Una familia austríaca de clase media acomodada vive a través de la interacción mecánica con los objetos que la rodean. O eso nos muestra una cámara despiadada que lleva a sus personajes a la misma categoría de objetos. Objetos domésticos y representantes del buen vivir: una linda cafetera doble, una radio, generosas compras sin guardar del supermercado. Un modelo de éxito familiar al que constantemente le falta algo. La respuesta podría ser vida, pero el gran faltante es mucho más gigante y complejo que lo que apenas se limita a ser vida.
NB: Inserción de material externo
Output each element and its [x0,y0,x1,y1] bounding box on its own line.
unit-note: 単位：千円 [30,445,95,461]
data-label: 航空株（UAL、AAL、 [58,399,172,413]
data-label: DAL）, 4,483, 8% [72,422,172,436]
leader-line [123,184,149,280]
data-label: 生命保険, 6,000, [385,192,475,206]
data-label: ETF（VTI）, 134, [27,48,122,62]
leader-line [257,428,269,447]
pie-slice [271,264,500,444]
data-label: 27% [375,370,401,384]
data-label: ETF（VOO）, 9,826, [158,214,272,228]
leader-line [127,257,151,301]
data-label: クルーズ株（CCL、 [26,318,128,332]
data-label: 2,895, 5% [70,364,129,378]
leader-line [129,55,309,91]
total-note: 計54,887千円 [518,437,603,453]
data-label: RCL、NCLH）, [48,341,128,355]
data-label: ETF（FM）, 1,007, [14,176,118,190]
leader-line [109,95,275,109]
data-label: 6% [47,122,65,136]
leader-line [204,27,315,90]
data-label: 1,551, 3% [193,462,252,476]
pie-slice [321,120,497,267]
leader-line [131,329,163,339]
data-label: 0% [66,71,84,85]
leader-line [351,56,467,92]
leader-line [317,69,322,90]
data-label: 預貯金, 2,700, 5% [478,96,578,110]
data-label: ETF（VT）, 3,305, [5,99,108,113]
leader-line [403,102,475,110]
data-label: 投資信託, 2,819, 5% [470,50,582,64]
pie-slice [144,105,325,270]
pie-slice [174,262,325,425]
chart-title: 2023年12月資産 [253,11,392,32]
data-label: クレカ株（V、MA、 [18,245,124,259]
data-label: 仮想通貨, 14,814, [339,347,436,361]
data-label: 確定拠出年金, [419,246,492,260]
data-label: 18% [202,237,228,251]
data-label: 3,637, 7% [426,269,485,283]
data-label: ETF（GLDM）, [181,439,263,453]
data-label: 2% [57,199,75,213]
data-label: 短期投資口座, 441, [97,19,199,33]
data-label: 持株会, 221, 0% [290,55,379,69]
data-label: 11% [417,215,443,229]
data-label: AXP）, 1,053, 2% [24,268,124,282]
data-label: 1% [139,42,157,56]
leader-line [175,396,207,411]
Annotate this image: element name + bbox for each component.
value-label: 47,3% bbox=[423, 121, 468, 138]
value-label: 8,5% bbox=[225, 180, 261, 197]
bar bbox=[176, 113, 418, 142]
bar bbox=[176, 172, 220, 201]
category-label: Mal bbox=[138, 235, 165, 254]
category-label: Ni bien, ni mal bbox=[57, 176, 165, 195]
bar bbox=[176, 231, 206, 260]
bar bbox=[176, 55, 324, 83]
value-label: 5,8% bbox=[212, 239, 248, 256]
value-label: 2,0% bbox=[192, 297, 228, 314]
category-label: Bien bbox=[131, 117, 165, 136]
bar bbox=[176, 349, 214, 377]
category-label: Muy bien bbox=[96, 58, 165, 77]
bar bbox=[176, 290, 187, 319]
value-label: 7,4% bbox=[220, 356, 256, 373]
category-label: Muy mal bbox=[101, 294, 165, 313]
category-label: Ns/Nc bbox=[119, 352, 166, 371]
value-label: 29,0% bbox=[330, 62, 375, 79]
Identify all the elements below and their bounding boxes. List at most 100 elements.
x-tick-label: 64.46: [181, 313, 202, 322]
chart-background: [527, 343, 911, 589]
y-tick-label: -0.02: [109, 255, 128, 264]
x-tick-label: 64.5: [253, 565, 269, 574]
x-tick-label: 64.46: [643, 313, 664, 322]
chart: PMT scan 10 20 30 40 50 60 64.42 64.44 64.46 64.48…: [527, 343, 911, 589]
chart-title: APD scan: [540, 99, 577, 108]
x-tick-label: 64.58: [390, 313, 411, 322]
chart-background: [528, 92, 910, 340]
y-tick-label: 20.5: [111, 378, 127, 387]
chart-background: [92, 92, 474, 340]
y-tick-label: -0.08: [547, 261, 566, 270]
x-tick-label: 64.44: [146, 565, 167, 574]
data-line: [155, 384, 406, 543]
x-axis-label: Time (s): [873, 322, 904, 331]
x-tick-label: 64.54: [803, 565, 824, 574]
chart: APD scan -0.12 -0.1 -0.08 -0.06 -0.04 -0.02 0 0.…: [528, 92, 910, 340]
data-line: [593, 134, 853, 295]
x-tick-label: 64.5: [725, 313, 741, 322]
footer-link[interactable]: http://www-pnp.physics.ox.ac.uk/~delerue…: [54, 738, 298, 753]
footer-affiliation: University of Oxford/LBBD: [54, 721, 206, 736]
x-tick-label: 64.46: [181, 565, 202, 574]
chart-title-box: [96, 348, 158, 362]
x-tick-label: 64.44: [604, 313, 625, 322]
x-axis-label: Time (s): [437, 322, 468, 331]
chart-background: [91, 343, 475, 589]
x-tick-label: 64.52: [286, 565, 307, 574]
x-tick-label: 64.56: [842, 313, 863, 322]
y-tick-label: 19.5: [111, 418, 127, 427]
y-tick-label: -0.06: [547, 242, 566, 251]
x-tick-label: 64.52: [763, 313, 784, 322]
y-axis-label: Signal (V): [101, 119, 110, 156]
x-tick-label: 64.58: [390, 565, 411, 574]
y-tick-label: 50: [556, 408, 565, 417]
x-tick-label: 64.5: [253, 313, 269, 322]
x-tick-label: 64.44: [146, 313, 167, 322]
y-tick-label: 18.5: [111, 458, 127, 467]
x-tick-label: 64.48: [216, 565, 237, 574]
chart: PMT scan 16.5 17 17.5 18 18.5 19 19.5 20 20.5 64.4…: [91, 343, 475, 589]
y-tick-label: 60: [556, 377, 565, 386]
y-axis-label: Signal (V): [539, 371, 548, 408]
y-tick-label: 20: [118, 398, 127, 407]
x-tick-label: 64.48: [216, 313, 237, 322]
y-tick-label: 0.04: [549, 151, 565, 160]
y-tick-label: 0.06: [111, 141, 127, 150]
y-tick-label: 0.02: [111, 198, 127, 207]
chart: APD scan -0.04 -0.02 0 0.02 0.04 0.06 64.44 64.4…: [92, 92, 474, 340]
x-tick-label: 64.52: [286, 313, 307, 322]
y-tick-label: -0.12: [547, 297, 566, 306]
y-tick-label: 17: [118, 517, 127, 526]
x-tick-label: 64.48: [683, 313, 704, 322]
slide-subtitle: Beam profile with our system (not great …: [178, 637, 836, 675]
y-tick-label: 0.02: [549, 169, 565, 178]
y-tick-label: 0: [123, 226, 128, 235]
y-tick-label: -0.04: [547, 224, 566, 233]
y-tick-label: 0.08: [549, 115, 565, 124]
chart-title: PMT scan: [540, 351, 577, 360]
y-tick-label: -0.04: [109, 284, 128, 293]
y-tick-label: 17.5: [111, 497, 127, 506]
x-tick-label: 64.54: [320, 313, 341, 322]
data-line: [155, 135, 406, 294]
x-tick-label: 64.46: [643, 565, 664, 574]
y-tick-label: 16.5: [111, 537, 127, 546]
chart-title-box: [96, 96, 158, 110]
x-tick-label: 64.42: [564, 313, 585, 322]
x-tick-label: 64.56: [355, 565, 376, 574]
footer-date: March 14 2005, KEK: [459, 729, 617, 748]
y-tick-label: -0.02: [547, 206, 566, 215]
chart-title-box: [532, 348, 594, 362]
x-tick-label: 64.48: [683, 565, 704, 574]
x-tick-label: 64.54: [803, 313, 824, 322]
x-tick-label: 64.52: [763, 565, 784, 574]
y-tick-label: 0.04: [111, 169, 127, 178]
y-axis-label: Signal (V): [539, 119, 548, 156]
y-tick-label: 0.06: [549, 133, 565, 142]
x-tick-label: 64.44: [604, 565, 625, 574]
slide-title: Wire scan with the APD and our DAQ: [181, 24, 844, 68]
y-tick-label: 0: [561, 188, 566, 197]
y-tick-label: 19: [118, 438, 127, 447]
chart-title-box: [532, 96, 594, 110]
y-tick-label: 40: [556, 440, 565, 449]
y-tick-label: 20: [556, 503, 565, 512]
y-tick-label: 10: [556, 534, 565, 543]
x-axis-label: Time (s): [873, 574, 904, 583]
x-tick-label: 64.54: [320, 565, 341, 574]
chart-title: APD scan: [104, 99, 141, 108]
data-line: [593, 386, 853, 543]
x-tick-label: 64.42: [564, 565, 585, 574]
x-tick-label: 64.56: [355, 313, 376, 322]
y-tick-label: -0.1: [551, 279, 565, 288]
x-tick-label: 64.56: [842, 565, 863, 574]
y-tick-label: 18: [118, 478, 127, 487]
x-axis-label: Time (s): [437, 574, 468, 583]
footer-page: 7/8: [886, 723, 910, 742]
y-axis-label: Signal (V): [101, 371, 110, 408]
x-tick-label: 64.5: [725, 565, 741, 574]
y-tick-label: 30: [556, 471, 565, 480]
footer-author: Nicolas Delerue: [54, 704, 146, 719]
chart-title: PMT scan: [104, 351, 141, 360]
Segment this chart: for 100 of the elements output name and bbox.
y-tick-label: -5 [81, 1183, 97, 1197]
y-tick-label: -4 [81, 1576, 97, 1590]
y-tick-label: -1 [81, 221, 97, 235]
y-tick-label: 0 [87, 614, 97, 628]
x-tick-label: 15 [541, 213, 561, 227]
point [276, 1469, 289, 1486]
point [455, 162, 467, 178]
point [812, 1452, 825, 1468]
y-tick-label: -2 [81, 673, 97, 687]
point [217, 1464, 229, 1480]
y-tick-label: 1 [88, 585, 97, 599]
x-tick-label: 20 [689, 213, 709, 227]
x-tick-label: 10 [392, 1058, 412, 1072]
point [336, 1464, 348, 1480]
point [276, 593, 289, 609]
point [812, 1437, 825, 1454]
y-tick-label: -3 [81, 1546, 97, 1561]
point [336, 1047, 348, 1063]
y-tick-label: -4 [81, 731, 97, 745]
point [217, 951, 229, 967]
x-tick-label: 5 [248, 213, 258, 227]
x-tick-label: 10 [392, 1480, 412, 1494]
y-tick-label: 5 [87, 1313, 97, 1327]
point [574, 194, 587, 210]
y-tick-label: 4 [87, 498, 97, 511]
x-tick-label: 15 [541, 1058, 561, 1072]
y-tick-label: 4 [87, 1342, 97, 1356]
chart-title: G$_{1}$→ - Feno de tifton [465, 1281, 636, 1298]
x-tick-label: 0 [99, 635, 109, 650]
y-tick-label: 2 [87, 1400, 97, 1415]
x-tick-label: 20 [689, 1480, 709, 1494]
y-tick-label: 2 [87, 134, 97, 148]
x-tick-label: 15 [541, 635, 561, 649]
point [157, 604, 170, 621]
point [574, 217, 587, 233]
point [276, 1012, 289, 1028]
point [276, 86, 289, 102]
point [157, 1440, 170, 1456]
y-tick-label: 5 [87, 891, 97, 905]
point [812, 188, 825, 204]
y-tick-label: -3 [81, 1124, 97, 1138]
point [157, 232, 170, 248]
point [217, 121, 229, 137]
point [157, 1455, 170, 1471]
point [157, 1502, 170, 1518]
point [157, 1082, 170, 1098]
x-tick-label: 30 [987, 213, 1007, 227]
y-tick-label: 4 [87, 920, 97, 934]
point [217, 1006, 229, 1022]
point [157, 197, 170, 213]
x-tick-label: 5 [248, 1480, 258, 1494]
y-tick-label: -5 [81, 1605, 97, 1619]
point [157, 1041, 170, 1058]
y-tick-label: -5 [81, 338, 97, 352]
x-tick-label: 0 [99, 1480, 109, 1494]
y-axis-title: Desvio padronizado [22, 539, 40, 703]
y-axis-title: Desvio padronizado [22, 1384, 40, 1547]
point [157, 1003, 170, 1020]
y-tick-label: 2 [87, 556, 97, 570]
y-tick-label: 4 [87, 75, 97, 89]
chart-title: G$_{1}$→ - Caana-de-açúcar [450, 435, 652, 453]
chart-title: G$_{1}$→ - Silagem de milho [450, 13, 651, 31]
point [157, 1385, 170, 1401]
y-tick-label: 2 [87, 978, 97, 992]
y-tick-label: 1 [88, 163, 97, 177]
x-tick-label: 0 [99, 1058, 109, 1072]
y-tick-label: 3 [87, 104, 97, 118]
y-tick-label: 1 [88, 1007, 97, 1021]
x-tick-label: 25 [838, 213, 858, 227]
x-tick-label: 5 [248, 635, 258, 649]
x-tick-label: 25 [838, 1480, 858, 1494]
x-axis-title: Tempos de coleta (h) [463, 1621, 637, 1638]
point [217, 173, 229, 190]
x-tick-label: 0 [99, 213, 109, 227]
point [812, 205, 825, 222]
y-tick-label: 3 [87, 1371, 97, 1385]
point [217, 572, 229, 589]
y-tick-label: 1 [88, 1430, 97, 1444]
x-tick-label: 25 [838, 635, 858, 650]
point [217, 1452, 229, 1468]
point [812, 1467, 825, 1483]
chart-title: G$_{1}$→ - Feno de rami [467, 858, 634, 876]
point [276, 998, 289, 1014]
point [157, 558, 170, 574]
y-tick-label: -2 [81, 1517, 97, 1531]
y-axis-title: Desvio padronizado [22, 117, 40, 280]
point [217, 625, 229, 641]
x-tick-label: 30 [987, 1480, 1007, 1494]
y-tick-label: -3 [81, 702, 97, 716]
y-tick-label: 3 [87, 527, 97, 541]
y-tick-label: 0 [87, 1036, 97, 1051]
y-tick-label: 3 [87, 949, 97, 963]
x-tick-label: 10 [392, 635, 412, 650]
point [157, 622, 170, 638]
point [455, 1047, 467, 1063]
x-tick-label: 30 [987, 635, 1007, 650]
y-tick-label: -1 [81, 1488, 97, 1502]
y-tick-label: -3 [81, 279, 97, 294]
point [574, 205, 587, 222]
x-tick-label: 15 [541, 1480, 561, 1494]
Pero algo irrumpe: Australia en imágenes de ensueño, como el destino ideal para vacacionar, aparece en flashes como un escape a tanto vaciamiento emocional. Y allí deciden emigrar. “Cuando se toma una decisión, hay que mantenerla”, dirá el padre en una carta de despedida a un familiar. Pero el trasfondo del séptimo continente australiano es un lugar muy distinto al de esas playas de arenas blancas.
Haneke inspiró su ópera prima leyendo una noticia en el periódico acerca de una familia que se suicida. Y encontrar una manera de narrar la muerte desde la decisión de personajes que interactúan pero no se comunican, es lo que da en el punto clave para entender ese microcosmos (dis)funcional donde lo que más se aproxima a la vida son unos peces en la pecera del living y la música diegética que sólo suena a través de objeto-radio u objeto-tele.
El coronamiento de esta obra maestra se despliega en una secuencia donde, entre tanta agonía y objetos destrozados, queda una televisión encendida con Jennifer Rush cantando The Power of Love.
El Séptimo Continente” es la primera parte de “La trilogía de la glaciación emocional”, que completan “Benny’s Video” (1992) y “71 Fragments of a Chronology of Chance” (1994).